In this study, 12 different proteins were identified as potential plasminogen receptors. Among them, GAPDH, fructose-bisphosphate aldolase 1 and actin-2 have been widely studied for their ability to interact with the fibrinolytic system of the host, as well as with the possible linkage of this interaction with the pathogen invasion processes [10]. Their roles as potential plasminogen receptors in a wide variety of unrelated biological groups show their high evolutionary conservation and the importance of plasminogen recruitment for pathogens in general and parasites in particular [10]. In addition, these proteins have been previously described as “moonlighting proteins” [41], which means that they are able to perform distinct functions depending on whether they are located inside or outside the cell, or in different compartments of the cell [42]. Following this idea, GAPDH and fructose-bisphosphate aldolase can function in the cytosol as glycolytic enzymes, while they could bind plasminogen outside the cell as part of the excretory/secretory system [43]. In this case, this secondary function would be possible due to the interaction between the so-called plasminogen kringle domains with the lysine residues of their receptors, which determines the phenomenon of plasminogen binding [44]. According to the 3-D models developed in this work, our results showed that lysine residues seem to be located externally in all the identified plasminogen-binding proteins, which would facilitate the accessibility of plasminogen (Fig. 6).

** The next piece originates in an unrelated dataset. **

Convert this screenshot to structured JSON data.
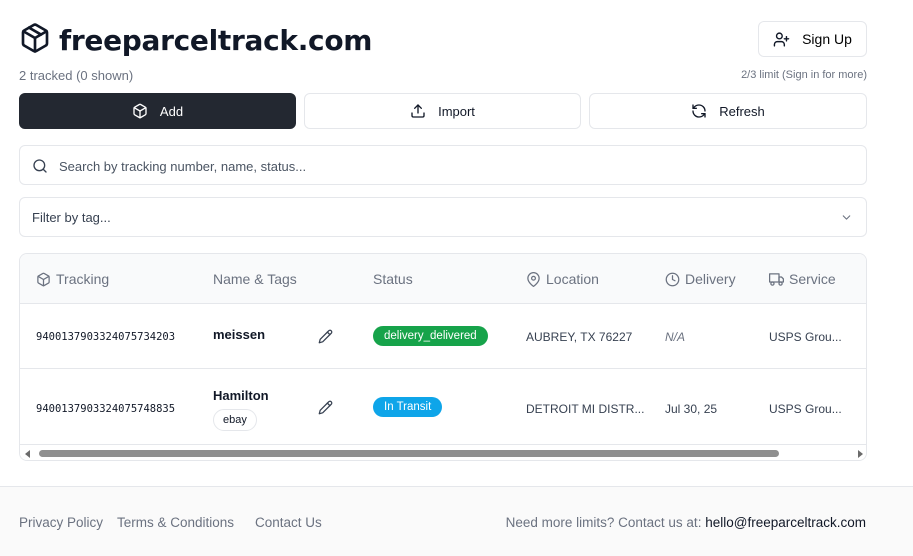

Other proteins identified in this study that have been previously described as potential plasminogen receptors in other parasites are beta-galactoside-binding lectin and disulphide isomerase, which were found in the host-parasite interface of Dirofilaria immitis and Fasciola hepatica, respectively [29, 30]. The remaining proteins (maguk p55 subfamily member 6, phosphoenolpyruvate carboxykinase, ATP synthase subunit, glucose-6-phosphate isomerase, 60s ribosomal protein l23, prion-like domain-bearing protein 25 and thachykinin-like peptides receptor 99d) have been related to the plasminogen recruitment for the first time in this study. Interestingly, the ATP synthase subunit has a previous connection with plasminogen binding since different subunits of this protein bind angiostatin, a proteolytic fragment of plasminogen, in human cells [45].

Conclusions

To our knowledge, we demonstrate for the first time the interaction between AsL3 and the fibrinolytic system of the host. Both cuticle and excretory/secretory antigenic extracts of the parasite bind plasminogen and enhance plasmin generation, which could facilitate the intraorganic migration of the parasite. As previously mentioned, A. suum is currently considered as a model to study A. lumbricoides. This is possible because both species have the same life-cycle and there are cross infections and gene flow between them, since they are able to produce hybrids [46,47,48]. This fact allows to extrapolate our results to the knowledge of the molecular mechanisms governing a human health problem of increasing importance that affects about a billion people in the world, such as human ascariasis. Future studies aimed at unravelling the molecular relationships between Ascaris roundworms and their hosts in an early phase of infection could be of paramount importance in order to design new tools that allow us to control these parasitosis before the adult worms are established in their definitive location.